L’analyse du phénotype mo-DC par cytométrie en flux a montré que les mo-DC traités à la sialidase avaient une quantité significativement plus élevée de lectine PNA liée à la surface cellulaire par rapport aux lectines MMA et SNA, qui diminuait après le traitement par sialidase (Figure 2A). Comme on pouvait s’y attendre, la coloration du PNA a augmenté, car le PNA reconnaît les antigènes non sialylés, contrairement au MAA et au SNA, qui se lient directement aux acides α2,3- et α2,6-sialique, respectivement30. Cette coloration confirme l’élimination efficace des acides sialiques de la surface cellulaire à l’aide de ce protocole. Une autre méthode qui peut être utilisée pour valider le traitement et analyser la teneur en acide sialique de la surface cellulaire est la coloration de la lectine suivie d’une microscopie confocale, comme illustré à la figure 2B.

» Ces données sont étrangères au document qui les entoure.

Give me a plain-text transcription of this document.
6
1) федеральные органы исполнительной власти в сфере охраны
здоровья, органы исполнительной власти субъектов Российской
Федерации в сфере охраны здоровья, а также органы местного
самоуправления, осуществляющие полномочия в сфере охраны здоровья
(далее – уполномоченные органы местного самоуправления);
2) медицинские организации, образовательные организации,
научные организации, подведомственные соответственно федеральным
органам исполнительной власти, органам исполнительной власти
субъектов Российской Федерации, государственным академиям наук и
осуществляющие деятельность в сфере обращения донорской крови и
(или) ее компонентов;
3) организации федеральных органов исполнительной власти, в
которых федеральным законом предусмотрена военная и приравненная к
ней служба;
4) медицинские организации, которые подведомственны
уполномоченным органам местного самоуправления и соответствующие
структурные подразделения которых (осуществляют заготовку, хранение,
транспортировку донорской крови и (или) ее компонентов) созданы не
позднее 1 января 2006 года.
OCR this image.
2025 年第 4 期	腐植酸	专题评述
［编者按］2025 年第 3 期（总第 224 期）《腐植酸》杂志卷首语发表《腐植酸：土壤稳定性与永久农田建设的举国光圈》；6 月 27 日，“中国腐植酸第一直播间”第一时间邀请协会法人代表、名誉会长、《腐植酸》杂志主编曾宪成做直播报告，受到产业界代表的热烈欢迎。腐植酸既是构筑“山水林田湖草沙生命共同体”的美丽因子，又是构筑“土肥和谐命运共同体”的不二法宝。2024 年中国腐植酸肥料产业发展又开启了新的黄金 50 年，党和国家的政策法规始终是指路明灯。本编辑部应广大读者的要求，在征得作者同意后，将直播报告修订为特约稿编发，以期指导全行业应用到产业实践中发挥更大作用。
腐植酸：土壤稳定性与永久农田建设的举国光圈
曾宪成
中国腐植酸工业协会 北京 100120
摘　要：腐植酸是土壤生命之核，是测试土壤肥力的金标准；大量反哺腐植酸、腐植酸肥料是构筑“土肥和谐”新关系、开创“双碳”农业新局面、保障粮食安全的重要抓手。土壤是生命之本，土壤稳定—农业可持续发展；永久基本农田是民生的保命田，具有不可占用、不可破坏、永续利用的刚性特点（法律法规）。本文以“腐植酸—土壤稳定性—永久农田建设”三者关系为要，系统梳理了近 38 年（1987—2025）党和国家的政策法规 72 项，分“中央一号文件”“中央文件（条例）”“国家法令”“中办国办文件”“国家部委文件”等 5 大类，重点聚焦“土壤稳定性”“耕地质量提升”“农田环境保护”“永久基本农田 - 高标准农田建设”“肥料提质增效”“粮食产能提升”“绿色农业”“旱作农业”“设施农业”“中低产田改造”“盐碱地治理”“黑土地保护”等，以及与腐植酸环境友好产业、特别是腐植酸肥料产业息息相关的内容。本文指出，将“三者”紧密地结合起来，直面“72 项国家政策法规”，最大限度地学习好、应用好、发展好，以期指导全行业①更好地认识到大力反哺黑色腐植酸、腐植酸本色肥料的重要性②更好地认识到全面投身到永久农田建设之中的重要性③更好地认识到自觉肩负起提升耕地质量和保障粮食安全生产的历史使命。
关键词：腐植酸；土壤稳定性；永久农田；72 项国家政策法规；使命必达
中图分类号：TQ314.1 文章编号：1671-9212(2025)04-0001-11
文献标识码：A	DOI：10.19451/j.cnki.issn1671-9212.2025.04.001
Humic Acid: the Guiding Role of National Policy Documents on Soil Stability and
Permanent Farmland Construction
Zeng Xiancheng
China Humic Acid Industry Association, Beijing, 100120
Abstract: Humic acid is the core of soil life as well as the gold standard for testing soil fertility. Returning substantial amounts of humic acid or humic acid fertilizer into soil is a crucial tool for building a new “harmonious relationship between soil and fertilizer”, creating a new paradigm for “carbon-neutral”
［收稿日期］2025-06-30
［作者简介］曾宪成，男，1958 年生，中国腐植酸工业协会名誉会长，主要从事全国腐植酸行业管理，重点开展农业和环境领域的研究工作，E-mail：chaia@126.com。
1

Outre les exemples précédents, il existe d’autres approches pour évaluer et caractériser la teneur en acide sialique, telles que le sondage de la lectine par western blot. D’autres lectines spécifiques de l’acide sialique sont également disponibles, telles que les Siglecs, un groupe de lectines qui ont une nette préférence pour les types et les liaisons d’acide sialique57. Outre l’utilisation de lectines dans l’une ou l’autre technique (cytométrie en flux, microscopie ou western blot), il est également possible de caractériser la teneur en acide sialique à l’aide d’anticorps ; Par exemple, les acides α2,8-sialiques peuvent être évalués par des anticorps tels que le clone 735, qui est spécifique de l’acide polysialique58. De plus, après un traitement par la sialidase, les cellules peuvent être testées fonctionnellement pour leur efficacité biologique ou thérapeutique en évaluant leur phénotype et leur capacité à activer les lymphocytes T40. En fait, comme le montrent les exemples fournis, les mo-DC traités à la sialidase ont montré un phénotype de maturation plus élevé, ainsi qu’une expression élevée des molécules présentatrices d’antigènes et co-stimulatrices.
De plus, les mo-DC traités à la saliidase peuvent être chargés d’antigènes et co-cultivés avec des lymphocytes T ou d’autres cellules, puis peuvent être étudiés en fonction du phénotype, du profil de sécrétion de cytokines ou d’autres caractéristiques. Dans l’exemple fourni, les données montrent que les mo-DC traités à la saliidase peuvent être chargés d’antigènes tumoraux, puis utilisés pour activer les lymphocytes T. En fait, les lymphocytes T résultants ont montré une sécrétion accrue d’IFN-γ, ce qui est en accord avec les rapports précédents sur l’effet de la pénurie d’acide sialique sur l’augmentation de la capacité des mo-DC à activer les lymphocytes T 27,28,29,30,31.
En conclusion, ce protocole montre une méthode réalisable, viable et pratique pour générer des mo-DC pour la manipulation de la teneur en acide sialique par traitement par la sialidase. Ce protocole présente une méthodologie qui peut servir différents objectifs et applications. Cette méthode peut non seulement jouer un rôle crucial dans la compréhension du rôle des acides sialiques dans la maturation et la réponse des cellules immunitaires, mais peut également être utilisée comme outil immunomodulateur.